11.12.2007 @ 10:10 AM in Buffalo
I'm an idiot on three parts:
  1. I forget that despite my claims to being counter-culture to the queer norm, I really am a big homo who enjoys musical theater.
  2. I drudgingly walk past Studio Arena on my way to work at Marcella's. I neglect to realize that a robust theater community has made their home in Buffalo.
  3. I waited till the end to see "Bat Boy: the Musical." - Out of my disdain for supermarket tabloids, poorly photoshopped "anomalies," and pop culture kitchfests, I didn't give it a fair chance... until the lights went out and the opening number blew me the fuck away.
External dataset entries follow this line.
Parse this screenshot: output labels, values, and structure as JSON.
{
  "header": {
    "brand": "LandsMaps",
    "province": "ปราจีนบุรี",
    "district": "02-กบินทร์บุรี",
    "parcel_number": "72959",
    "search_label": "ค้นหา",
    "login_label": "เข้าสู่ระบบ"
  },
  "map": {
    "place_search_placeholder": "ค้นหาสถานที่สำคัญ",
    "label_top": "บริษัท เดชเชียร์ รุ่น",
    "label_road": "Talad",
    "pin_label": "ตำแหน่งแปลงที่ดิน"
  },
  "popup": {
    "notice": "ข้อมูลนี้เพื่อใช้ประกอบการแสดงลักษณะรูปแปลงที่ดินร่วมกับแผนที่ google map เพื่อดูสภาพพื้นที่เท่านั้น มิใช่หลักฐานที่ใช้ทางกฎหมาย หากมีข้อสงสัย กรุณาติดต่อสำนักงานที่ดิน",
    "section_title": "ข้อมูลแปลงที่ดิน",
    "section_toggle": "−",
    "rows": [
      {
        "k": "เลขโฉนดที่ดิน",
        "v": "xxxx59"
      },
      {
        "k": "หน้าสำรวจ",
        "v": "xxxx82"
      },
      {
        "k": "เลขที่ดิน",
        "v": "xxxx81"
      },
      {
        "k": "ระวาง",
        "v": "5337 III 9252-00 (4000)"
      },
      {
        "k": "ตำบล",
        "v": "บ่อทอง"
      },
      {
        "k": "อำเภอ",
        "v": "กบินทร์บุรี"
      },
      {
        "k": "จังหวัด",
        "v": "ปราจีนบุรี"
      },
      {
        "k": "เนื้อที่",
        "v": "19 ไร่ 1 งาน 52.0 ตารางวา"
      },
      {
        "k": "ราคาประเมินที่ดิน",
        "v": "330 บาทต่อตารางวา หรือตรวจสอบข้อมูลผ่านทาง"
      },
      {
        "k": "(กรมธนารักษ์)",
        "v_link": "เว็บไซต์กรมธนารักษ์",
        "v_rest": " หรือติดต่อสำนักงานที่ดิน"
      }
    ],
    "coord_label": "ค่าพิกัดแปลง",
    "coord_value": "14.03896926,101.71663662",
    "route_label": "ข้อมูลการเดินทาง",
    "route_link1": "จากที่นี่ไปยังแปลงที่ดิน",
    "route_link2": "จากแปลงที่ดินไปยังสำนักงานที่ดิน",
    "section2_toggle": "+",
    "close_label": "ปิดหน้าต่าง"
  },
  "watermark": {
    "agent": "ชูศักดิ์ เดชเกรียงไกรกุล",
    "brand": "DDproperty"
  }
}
Bat Boy in its regional premiere came to Studio Arena by way of Musicalfare, and sadly is no longer playing. I saw it in its closing weekend, last Friday. If Mike [Sawicz] had told me of the handsome bearish actors, or about the "woodland orgy," I'd have been there opening night. batboy_1.jpg To say the show was hilarious is disrespectful. "Bat Boy" was a genius concoction of witty storyline, spot on casting, and clever props, blended together by a powerful rock score.
“Ripped from the headlines of The Weekly World News, Bat Boy The Musical is a classic love story with a serious bite. This delicious twist on the modern day musical comedy tells the amazing story of a strange boy with pointy ears, his struggle to find a place in a world that shuns him, and the love that can create both miracles and madness.” --from www.batboy.co.uk
The story wasn't original, I've seen a million shows and movies, after school specials highlighting the importance of being accepted for who you are. What makes "Bat Boy" so remarkable is that it was told with as much spoof and absurdity as humanly possible. Edgar, a mysterious boy with pointed ears and fanged teeth, found in a cave in West Virginia, and taken in by the town's veterinarian family, much to the dissaproval of the town. In "My Fair Lady Fashion," Edgar learns to speak and is cultured, thanks to BBC tapes, and soon longs for the respect of the town. What he doesn't know is his twisted past, a past that some are eager to keep covered up; even if it means killing a few people. I have to say, the woodland orgy scene was one of the most fulfilling moments of the show, and my evening. I actually missed parts of the scene as I was too busy oggling the handsome and talented Philip Farugia (shame he's married, but god what a voice he has) in sweaty wifebeater, fur kilt, and bear mask getting it on with a badger and a deer. It was also good to see the equally talented Marc Sacco, who I've only heard of and had yet to see him in action. As for the rest of the performers, I had no idea that Buffalo had so many great voices. I can't single out anyone else (I'm new to this, remember?), and it would be biased to filter out just the handsome bears in the cast. Perhaps when I see a few more shows I can get specific. I'm really hoping the success of "Bat Boy: the Musical" brings it to stage once more. It was a refreshing bite of cult-culture [new phrase, so bite it grammar nazi's] I've been missing out on.